Statue d'Aphrodite (Vénus) anadyomène. 1er siècle de notre ère, en marbre blanc retrouvée rue du Cirque-Romain en 1848. Cette statue féminine en ronde bosse représente Aphrodite (Vénus) Anadyomène (sortant de l'eau).
Aphrodite, déesse de l'amour, du désir et de la beauté, promet à Paris de lui donner l'amour d'Hélène, la plus belle femme au monde, s'il la choisit lors du concours de beauté entre Héra, Athéna et elle-même.
Aiguière avec médaillon représentant Apollon et Terpsichore du 1er siècle de notre ère retrouvée à Cadenet (84).
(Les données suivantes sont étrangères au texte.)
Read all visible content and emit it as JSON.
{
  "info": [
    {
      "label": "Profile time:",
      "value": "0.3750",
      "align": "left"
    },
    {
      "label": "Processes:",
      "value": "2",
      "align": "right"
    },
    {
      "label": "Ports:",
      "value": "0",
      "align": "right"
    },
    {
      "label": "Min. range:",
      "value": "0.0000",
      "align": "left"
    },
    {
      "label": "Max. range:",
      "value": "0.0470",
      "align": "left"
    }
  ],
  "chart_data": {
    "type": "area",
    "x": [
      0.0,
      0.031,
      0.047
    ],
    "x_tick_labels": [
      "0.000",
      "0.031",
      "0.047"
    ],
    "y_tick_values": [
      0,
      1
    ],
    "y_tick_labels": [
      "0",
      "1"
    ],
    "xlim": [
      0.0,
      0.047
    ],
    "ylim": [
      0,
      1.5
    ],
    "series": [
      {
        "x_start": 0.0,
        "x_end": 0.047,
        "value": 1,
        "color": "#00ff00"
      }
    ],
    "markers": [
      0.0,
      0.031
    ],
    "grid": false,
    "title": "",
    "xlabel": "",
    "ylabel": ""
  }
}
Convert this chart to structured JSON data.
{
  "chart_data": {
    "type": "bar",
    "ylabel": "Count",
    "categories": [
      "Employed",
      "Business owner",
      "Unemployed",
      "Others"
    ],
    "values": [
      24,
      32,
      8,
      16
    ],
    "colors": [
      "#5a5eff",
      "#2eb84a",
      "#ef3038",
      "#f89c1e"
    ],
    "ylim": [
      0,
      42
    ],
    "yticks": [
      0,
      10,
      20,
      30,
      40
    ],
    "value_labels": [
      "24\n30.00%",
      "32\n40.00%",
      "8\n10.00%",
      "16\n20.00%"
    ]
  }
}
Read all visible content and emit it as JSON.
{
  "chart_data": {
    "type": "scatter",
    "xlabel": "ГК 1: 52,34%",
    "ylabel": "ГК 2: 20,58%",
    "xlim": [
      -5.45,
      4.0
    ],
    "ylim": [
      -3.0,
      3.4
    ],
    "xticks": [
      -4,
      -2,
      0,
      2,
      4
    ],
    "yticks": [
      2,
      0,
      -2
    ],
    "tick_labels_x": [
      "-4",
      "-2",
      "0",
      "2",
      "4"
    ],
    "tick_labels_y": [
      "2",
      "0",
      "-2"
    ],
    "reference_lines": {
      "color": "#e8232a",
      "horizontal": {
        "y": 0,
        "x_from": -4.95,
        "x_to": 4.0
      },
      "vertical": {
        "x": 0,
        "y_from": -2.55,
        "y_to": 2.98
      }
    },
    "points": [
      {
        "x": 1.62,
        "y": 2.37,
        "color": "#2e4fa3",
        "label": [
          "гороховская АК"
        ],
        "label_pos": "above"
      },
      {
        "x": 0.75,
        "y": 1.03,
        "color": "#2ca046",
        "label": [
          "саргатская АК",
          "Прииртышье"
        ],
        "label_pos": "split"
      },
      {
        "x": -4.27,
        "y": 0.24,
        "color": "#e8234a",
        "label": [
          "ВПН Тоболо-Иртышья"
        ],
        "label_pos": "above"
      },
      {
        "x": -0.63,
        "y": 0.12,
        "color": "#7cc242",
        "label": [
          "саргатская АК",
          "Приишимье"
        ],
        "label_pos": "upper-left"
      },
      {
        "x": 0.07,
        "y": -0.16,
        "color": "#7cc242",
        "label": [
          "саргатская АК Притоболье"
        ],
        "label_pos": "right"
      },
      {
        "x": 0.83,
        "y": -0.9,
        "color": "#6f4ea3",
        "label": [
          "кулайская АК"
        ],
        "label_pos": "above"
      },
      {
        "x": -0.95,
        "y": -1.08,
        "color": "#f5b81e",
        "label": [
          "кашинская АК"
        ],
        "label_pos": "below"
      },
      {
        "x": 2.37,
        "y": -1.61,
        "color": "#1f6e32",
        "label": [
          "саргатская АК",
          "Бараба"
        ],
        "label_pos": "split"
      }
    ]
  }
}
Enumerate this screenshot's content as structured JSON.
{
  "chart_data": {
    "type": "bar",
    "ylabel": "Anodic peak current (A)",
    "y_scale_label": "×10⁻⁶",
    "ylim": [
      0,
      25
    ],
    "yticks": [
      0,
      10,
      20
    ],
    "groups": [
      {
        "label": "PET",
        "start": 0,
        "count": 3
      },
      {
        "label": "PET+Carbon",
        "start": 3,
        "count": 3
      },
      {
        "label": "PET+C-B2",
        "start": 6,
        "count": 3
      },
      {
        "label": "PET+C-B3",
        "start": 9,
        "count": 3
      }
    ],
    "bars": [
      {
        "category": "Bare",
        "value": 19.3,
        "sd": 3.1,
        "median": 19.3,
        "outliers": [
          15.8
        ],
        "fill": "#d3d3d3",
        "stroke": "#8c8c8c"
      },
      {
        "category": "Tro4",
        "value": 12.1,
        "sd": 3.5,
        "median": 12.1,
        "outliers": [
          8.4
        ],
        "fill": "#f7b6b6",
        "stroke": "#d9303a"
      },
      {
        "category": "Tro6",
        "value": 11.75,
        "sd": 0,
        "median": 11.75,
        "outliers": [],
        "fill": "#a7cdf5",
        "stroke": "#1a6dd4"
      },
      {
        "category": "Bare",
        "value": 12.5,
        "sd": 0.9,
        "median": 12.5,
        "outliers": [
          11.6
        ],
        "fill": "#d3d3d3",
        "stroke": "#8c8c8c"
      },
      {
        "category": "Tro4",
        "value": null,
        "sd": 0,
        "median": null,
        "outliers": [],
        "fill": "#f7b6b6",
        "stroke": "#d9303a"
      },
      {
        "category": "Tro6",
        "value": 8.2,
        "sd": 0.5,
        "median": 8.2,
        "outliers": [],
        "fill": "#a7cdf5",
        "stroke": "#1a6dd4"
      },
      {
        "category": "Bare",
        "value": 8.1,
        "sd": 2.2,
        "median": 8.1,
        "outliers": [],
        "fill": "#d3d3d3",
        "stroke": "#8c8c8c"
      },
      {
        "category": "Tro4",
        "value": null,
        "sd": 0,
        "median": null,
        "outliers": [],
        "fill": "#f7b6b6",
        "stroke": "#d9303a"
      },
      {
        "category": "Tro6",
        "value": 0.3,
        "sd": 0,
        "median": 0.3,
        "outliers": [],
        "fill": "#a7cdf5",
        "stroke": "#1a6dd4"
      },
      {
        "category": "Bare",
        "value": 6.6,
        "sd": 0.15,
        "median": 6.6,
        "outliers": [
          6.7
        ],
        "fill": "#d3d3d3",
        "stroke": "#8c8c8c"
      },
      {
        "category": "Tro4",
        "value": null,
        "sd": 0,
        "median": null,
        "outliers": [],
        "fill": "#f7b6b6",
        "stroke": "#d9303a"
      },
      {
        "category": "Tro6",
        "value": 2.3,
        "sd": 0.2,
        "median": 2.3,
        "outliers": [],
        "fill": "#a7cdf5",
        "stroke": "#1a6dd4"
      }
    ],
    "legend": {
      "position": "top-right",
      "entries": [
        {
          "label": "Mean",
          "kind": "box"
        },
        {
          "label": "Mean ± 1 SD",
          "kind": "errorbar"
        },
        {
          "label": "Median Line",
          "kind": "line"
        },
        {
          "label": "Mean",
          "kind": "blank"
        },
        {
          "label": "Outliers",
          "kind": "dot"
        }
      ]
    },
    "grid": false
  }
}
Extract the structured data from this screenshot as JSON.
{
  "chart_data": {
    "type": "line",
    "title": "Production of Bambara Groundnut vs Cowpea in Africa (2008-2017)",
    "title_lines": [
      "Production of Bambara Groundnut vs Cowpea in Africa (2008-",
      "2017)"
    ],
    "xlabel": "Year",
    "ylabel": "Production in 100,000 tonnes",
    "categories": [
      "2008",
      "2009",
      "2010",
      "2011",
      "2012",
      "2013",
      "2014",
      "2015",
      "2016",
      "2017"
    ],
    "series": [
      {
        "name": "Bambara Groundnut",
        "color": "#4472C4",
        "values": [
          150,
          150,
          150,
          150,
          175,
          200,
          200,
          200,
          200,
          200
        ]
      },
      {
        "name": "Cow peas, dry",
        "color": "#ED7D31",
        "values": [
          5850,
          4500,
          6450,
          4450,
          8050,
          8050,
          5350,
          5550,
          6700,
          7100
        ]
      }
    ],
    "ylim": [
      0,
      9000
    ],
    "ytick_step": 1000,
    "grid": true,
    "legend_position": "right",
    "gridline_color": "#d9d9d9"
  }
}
Les neuf Muses sont les filles de Zeus et Mnémosyne (la Mémoire). Elles font partie du cortège d’Apollon, avec lequel elles sont souvent représentées. Elles maîtrisent la danse et le chant et aident ainsi les hommes à oublier la douleur et les angoisses.
Progressivement, elles ont acquis le rôle de protectrices des connaissances humaines au sens large. Puis elles ont été associées aux différents genres poétiques l’épique, lyrique, dramatique...). L'apprentissage de ces arts fait partie intégrante de l'éducation des jeunes hommes grecs. Terpsichore est la muse de la danse, de la chorale lyrique, de l'éloquence. Elle est représentée couronnée de guirlandes et portant la lyre, dont le son marque la cadence des chants et des danses.
La pièce majeure de cette expo nîmoise n’est autre que la mosaïque représentant l'épisode d'Achille à Skyros faite entre 150-200 de notre ère, en calcaire, marbre, verre et terre cuite, retrouvée à Nîmes.
Cette mosaïque est découverte en 2007 lors de la fouille du parking Jean-Jaurès. Elle décorait l'une des salles de réception d'une très grande domus (habitation urbaine). Cette domus a également livré une autre mosaïque : la mosaïque de Penthée, présentée dans le parcours permanent du musée.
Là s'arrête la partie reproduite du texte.